Avant-garde electronica, funk, rave, Krautrock and punk are all grist to the mill of an outfit equally comfortable touring with Do Make Say Think and MIA, the disparate styles fashioned into aural smartbombs that target your pleasure centres and detonate to maximum effect. There are casualties all around me - a bloke in a panama hat, another in a pair of horizontally-barred red Klaxons glasses, a curly-haired first-time pillhead - leaping around unself-consciously, all self-control joyously offered up and surrendered to the band on stage.

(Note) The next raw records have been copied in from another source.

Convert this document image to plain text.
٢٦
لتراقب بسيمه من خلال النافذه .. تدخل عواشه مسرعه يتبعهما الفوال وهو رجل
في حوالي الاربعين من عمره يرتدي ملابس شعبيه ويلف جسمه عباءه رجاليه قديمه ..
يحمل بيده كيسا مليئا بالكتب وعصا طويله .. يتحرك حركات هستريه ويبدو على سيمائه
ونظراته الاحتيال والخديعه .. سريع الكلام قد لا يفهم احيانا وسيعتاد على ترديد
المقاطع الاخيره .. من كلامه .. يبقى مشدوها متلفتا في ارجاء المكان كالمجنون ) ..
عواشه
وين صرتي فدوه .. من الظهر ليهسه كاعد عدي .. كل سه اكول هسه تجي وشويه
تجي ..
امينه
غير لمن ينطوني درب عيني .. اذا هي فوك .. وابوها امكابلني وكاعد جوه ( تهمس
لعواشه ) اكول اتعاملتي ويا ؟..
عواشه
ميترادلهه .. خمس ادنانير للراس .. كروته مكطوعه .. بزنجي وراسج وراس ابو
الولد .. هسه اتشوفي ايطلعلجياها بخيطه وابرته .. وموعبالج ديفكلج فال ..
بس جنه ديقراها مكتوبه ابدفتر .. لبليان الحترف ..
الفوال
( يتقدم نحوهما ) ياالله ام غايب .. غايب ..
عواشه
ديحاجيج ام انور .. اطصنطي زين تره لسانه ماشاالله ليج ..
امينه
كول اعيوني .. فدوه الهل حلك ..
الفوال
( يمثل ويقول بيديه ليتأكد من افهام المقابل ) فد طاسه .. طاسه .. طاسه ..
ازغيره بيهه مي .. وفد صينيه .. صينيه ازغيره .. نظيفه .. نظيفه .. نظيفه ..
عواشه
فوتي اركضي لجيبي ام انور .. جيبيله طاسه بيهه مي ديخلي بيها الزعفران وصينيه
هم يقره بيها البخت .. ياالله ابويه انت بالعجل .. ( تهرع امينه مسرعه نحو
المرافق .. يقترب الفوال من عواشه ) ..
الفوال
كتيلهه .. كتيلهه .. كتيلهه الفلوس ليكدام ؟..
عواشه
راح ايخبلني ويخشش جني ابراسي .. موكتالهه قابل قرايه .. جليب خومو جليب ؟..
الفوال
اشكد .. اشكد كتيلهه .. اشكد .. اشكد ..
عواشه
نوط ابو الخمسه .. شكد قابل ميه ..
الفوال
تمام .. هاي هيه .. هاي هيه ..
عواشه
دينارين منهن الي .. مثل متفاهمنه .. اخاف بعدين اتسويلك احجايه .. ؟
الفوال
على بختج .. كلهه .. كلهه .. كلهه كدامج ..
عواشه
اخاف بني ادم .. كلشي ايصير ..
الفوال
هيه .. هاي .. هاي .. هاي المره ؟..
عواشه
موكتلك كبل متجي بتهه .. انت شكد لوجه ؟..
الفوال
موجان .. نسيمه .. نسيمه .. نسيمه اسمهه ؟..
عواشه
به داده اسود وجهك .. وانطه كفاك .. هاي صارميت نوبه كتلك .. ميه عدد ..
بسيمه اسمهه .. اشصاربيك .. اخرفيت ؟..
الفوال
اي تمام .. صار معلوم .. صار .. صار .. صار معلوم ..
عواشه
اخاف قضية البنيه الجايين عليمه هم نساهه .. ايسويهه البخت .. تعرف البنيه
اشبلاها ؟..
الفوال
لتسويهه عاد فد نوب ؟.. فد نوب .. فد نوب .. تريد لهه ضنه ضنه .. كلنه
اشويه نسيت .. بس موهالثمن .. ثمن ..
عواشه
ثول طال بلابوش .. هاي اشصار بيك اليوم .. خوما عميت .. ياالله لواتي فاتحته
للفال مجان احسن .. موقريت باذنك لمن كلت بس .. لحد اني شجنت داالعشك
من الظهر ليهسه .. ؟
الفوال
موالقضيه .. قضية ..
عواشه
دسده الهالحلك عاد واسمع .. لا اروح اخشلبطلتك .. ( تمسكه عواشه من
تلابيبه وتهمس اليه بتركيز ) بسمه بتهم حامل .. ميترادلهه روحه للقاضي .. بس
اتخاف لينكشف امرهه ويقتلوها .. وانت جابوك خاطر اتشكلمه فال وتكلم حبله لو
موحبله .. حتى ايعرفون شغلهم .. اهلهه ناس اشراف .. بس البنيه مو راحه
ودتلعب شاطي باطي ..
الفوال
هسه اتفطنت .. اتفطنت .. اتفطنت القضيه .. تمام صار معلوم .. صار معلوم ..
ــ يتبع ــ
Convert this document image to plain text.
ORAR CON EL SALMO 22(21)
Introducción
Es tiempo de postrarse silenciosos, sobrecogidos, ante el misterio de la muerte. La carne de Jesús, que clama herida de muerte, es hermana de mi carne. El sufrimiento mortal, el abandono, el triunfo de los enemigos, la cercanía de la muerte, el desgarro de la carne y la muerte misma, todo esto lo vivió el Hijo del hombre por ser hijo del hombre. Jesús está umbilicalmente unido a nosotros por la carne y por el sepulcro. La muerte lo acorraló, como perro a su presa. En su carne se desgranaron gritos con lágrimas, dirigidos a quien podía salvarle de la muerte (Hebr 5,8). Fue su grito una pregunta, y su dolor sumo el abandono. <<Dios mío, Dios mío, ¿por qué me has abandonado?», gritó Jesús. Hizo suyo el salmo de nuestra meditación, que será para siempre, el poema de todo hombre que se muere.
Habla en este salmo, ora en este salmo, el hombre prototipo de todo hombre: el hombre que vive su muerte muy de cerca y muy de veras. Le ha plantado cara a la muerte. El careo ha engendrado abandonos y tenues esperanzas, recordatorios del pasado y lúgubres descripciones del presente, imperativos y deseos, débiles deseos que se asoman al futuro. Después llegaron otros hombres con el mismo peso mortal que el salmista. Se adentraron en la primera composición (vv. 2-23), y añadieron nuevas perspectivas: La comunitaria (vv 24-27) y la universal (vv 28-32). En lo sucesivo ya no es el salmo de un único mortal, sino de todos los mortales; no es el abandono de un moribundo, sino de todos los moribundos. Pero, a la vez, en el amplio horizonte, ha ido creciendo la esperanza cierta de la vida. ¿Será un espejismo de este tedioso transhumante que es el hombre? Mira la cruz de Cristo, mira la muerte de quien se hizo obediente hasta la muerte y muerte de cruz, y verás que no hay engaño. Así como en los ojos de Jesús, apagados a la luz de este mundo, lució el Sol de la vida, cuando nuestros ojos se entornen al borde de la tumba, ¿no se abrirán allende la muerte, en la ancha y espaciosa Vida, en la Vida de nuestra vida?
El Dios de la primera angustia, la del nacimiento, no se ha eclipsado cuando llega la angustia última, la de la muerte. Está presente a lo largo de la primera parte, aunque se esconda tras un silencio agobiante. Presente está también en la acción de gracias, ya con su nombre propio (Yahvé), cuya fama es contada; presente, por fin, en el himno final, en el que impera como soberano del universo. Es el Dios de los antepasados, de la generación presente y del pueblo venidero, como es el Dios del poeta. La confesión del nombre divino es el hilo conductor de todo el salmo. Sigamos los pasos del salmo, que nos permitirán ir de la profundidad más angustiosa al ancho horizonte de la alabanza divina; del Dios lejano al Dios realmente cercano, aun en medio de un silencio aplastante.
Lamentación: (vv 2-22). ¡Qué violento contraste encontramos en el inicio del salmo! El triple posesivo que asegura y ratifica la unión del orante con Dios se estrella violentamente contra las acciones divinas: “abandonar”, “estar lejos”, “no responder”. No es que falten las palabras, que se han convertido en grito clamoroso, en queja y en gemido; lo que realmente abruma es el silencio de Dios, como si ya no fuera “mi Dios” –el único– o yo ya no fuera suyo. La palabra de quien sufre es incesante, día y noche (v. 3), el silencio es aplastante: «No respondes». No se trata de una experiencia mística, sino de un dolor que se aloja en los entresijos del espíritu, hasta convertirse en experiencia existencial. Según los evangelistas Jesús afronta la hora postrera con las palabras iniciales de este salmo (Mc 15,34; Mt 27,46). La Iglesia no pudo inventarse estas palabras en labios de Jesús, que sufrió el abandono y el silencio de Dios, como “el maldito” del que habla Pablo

Getting an Oxford crowd to respond (let alone to dance) is so often like getting blood from a stone, but Holy Fuck appear capable of slashing open a vein.

While the majority of the material is drawn from LP - the pick being 'Super Inuit' and 'Lovely Allen' (their "ballad", they claim, not entirely disingenuously) which close the main set and a whiplash-fast 'Safari' which brings the curtain down - there are also a handful of unfamiliar, presumably new songs that up the funk, particularly via groovesome disco basslines and drums that suggest the rhythm section is becoming ever more integral to their sound.

A week later Holy Fuck will be playing the Breeders-curated ATP. To refer to tonight's show as a warm-up would be to imply that they can be anything other than positively molten. And that, frankly, would be very wrong indeed.